As we study the financial markets, we tend to search for relationships that might be connected in order to explain what’s driving returns. While it’s always exciting to find these apparent nuggets of truth, it is sometimes disheartening to recognize that—in most cases—markets will shift in future, unexpected ways, making these relationships disappear. 

The relationship between Japan’s equity performance and some of these underlying drivers may be shifting along these lines. 

Relationship #1: Inverse Correlation between Equity and Currency Returns

One of the most notable characteristics of Japan’s equities is that they have tended to move in the direction opposite that of the yen currency, meaning the following:

  • Yen depreciation has been associated with some of the stronger equity returns we’ve seen. 
  • Yen appreciation has been associated with some of the weaker equity returns we’ve seen.
  • Looking over a long period of time, it is not yet apparent if the regime of “negative correlation” that we’ve seen largely in place since February 2007 has ended,1 but what we’ve seen recently might be an early signal that the yen’s movement is not as strongly determinant as it has been since the start of the Abenomics period. 

    Since May 2017, the TOPIX Has Risen While the Yen Has Strengthened!

    TOPIX vs Yen

  • Since May 15, 2017, the yen has appreciated approximately 2.5% against the U.S. dollar.
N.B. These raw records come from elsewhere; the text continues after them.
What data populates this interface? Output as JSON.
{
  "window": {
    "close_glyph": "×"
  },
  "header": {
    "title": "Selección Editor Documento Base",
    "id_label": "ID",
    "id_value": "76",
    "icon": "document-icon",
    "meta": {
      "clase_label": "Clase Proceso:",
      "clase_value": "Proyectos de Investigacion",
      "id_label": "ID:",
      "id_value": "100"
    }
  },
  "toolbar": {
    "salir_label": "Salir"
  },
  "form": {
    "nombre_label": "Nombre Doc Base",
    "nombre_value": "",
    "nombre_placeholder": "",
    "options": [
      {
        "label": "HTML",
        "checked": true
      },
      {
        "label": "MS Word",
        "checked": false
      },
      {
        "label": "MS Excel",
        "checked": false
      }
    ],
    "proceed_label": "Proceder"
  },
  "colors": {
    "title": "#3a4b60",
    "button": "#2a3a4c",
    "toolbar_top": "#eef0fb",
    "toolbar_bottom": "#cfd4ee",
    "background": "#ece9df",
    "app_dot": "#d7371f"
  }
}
Normally, what we’ve seen during the Abenomics period (and prior to it during five years of yen strength) would lead us to expect lackluster or negative equity performance during such a period, yet Japan’s equities are up nearly 20% over this same period over the last seven months. 
  • Again, we’re far from thinking that negative correlation has completely receded from view—and if there was a sharp appreciation of the currency, we’d likely see a tough environment for equities again, but divergences from past behavior like this need to be noted and monitored as we move forward.